As provincial governments take baby steps to advance accessibility to child care, corporate tenants are increasingly demanding daycare centres in their buildings to help female employees go back to work and pursue their careers after maternity leave.
Some landlords, in turn, are prioritizing these spaces as they would a fitness centre or a meeting area, looking at child care as a property investment to attract companies.
“There’s definitely a continuing growth trend,” says Tyler Sopik, principal and lead sales representative with the Retail Services Group at Avison Young and broker for Kids and Company, a national daycare provider with more than 100 locations across North America. “Landlords are beginning to get into mixed-use real estate, which is more prevalent in all markets. With cities like Toronto being more live-work-play, 24/7, having this amenities in a building is a continuing trend.”
Kids and Company has 15 more spaces scheduled to open in the next 24 months. In Toronto, Crown Realty Partners is about to start construction on a Kids and Company centre in The Link at 300, 302 and 304 The East Mall in Etobicoke. The goal is to attract tenants to the suburbs and cater to young professionals, giving them options they would be more privy to in the downtown core.
“We have a very large pocket of vacancy right now in the suburbs of about 140,000 square feet,” says Scott Watson, partner of leasing and marketing at Crown. “We see this as putting in many amenities to attract major corporations that will also serve the surrounding residential community.”

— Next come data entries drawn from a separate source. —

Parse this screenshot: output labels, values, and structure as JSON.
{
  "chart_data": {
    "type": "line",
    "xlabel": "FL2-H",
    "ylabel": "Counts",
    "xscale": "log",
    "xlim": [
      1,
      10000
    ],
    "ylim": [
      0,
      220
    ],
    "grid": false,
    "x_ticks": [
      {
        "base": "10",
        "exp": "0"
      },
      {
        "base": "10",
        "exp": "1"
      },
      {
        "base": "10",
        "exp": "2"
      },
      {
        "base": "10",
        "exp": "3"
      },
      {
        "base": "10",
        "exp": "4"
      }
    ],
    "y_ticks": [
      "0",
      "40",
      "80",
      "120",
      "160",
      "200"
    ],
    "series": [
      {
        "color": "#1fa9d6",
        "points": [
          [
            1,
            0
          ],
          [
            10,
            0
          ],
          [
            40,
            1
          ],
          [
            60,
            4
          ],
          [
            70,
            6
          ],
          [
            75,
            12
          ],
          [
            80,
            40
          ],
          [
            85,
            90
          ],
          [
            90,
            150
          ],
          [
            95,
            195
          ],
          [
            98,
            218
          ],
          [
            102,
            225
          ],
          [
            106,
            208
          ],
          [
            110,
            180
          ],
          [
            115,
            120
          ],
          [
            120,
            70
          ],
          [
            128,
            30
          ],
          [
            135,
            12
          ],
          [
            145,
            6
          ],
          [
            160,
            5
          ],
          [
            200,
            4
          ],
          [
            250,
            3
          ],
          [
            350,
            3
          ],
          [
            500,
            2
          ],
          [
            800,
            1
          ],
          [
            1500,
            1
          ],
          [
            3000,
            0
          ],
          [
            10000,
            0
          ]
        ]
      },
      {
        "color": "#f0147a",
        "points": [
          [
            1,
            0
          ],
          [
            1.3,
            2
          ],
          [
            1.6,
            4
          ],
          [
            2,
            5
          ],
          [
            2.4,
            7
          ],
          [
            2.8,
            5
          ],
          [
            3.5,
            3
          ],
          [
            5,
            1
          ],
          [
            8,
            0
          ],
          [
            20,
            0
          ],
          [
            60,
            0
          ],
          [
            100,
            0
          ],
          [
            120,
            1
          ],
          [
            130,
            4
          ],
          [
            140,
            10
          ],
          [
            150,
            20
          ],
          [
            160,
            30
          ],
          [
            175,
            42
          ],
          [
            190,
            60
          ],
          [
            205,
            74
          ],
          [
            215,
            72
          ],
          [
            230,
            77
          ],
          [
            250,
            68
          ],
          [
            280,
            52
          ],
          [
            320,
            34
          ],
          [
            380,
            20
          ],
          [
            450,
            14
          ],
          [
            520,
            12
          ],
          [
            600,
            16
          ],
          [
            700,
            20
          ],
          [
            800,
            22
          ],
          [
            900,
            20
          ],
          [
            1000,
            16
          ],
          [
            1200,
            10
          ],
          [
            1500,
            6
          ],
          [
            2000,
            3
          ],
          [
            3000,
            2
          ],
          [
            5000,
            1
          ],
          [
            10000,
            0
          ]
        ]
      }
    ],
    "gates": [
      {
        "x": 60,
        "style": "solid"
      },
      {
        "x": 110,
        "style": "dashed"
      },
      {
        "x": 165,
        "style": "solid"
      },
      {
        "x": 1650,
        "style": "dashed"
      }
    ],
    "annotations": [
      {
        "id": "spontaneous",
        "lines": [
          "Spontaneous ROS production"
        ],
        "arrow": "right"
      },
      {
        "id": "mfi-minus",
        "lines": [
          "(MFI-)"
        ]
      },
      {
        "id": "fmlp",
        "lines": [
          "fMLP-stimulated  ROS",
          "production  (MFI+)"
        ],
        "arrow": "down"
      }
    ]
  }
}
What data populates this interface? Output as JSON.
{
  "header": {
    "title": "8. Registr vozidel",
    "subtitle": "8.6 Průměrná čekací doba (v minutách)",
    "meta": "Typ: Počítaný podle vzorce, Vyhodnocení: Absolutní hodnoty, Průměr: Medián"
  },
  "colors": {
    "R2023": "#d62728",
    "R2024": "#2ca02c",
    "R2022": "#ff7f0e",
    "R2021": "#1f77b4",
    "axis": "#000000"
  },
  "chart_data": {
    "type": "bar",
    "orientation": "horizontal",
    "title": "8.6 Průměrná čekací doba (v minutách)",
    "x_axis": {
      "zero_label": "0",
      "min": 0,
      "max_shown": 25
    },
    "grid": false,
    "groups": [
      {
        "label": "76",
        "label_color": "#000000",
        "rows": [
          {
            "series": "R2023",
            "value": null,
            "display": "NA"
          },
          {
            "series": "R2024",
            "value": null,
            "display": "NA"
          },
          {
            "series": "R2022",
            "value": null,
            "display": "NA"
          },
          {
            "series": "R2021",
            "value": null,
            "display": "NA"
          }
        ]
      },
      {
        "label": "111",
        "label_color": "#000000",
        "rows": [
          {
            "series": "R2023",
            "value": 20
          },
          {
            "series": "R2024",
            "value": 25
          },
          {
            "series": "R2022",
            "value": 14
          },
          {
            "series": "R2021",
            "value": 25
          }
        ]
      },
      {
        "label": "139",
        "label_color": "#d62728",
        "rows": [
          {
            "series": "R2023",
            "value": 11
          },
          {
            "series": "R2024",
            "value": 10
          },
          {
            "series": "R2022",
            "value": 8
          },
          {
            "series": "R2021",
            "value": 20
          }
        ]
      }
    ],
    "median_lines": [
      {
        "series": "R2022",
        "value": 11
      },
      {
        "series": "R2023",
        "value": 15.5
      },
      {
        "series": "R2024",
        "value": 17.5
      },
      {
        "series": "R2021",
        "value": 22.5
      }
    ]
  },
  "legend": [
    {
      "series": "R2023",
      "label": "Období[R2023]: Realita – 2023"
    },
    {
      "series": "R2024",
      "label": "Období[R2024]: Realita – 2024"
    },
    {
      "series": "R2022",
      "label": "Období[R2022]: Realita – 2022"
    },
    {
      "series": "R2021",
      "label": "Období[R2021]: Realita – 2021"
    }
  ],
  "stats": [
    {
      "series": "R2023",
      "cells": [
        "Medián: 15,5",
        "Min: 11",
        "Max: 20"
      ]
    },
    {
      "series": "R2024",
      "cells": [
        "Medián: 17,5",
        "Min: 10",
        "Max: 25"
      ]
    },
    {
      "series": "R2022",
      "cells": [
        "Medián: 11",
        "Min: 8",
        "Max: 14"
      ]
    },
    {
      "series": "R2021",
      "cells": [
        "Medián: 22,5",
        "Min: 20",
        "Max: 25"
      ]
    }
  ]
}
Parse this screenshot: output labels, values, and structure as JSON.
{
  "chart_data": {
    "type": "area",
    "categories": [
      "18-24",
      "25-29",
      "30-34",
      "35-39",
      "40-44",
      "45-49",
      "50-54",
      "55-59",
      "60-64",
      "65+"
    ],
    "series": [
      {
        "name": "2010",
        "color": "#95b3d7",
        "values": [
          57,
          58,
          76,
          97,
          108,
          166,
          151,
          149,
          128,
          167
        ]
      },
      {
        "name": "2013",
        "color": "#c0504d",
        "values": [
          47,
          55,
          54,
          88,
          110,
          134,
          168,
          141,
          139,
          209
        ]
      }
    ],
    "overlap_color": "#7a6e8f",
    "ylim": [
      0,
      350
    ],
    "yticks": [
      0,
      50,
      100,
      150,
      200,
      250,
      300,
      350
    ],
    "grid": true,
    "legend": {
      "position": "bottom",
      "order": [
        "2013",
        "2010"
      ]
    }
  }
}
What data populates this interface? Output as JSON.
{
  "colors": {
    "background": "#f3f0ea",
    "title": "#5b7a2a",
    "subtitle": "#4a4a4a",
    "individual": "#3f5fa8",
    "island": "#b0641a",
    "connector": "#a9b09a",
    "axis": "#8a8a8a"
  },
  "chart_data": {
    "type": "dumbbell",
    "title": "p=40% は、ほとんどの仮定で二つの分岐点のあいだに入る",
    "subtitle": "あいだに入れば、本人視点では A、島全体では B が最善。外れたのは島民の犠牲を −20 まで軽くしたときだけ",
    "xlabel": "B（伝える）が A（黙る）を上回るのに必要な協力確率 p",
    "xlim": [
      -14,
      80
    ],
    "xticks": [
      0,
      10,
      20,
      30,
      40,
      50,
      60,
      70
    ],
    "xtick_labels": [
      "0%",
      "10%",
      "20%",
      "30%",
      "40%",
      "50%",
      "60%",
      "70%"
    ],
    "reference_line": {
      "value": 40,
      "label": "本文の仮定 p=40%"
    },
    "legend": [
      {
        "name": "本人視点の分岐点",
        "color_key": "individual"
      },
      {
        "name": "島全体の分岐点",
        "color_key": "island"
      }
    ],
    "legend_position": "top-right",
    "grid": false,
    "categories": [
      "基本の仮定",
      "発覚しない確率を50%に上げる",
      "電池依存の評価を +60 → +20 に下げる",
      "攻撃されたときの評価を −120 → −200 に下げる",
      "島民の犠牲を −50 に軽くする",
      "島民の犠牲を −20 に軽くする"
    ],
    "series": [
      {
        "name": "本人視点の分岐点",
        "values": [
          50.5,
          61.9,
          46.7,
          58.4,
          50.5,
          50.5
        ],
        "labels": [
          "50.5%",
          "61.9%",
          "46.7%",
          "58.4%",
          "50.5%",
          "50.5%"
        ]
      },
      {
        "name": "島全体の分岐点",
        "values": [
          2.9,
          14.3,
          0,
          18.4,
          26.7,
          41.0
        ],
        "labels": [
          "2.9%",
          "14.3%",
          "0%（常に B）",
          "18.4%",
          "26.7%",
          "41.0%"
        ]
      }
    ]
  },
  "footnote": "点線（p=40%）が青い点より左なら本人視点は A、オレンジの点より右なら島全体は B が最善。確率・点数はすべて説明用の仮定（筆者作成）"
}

The Link, formally the Valhalla Executive Centre, was constructed in the early 1970s. Older buildings like this often hinder landlords from building out child care centres.
“Office buildings constructed 40 or 50 years ago were never designed to accommodate these types of uses,” notes Sopik. “A lot of retrofits are happening, but I’d say a lot of our new deals in terms of expansion are in new construction buildings.”
Child care spaces require a dedicated, exclusive outdoor play area, appropriate pick-up and drop-off areas and accessible ground or second floor space with lots of natural light, among other features. Property managers at The Link had to change the zoning plan, get site approval and licensing.
“It’s one of the most highly regulated industries out there,” notes Sopik. “What takes these deals so long is the amount of high-level design, expensive buildout and making sure regulations are met to the highest degree and that it’s a safe place.”
Depending on the organization, obtaining provincial licensing can also draw out the process.
“Sometimes it takes independent child care organizations well over a year to operate the daycare,” says Watson. “It’s tough for a landlord to sit on that empty space for so long in the hopes they get their license.”
On the plus side, landlords can also acquire more rent with a child care centre in place.
“When you compare class-A office spaces that have or don’t have it there’s compelling evidence you can charge higher rents,” says Sopik. “All the buildings we occupy across the country are 60 to 70 per cent office buildings and those landlords claim their biggest amenity is child care.”
Better deals can also be negotiated with landlords who ask Kids and Company to lease their space. The savings are then passed onto the employee whose fees become less expensive, since fees fluctuate based on the cost of rent.
The Link’s child care centre will be one of Kids and Company’s smallest in the country at 4,300 square feet and a 60-child capacity. Most are 8,000 square feet and accommodate 100 to 120 infants and toddlers. They reside in class-A office space in cities across the country, but are less prevalent in areas like downtown Vancouver where vacancy is low.
“But in Calgary, with tons of vacant space, we’re a hot commodity because we can potentially fill up the buildings or move tenants over,” says Victoria Sopik, CEO of Kids and Company who is working alongside her son Tyler. Both are passionate about making child care more accessible in the country where infant care in lacking.
Recent provincial budget announcements show investment in child care is gaining ground. In Manitoba, a new refundable corporation income tax credit will be available for private corporations that create new child care centres in workplaces.
“To open up child care is very expensive; its capital intensive, so the more programs that help open up spaces, the better,” says Tyler.
But proposed new laws laid out in other provincial budgets don’t benefit all women returning to work after 12 or 18 months when parental leave ends. Many of these women desire convenient and flexible daycare so they can retain executive positions right away or balance a more entrepreneurial lifestyle. According to the recent Rosenzweig Report on Women at the Top Levels of Corporate Canada, just over 90 per cent of the most senior jobs continue to be held by men at the country’s 100 biggest publicly-traded companies.
Many corporations, such as banks, law firms and insurance companies, where the majority of women work in the lower rungs of leadership, are located in class-A office buildings where such an amenity could promote gender parity in the workplace. Inaccessible child care is believed to cause women to work from home. Knowing they have a guaranteed space for their child after parental leave and access to other child care centres if a company moves is one way to relieve the burden.
“More and more companies are understanding how important it is to retain talent by supporting them having children,” says Victoria. “Every year that goes by, we see more support from all the stakeholders. We see a huge need for child care in Canada and we’re happy to be part of the expansion.”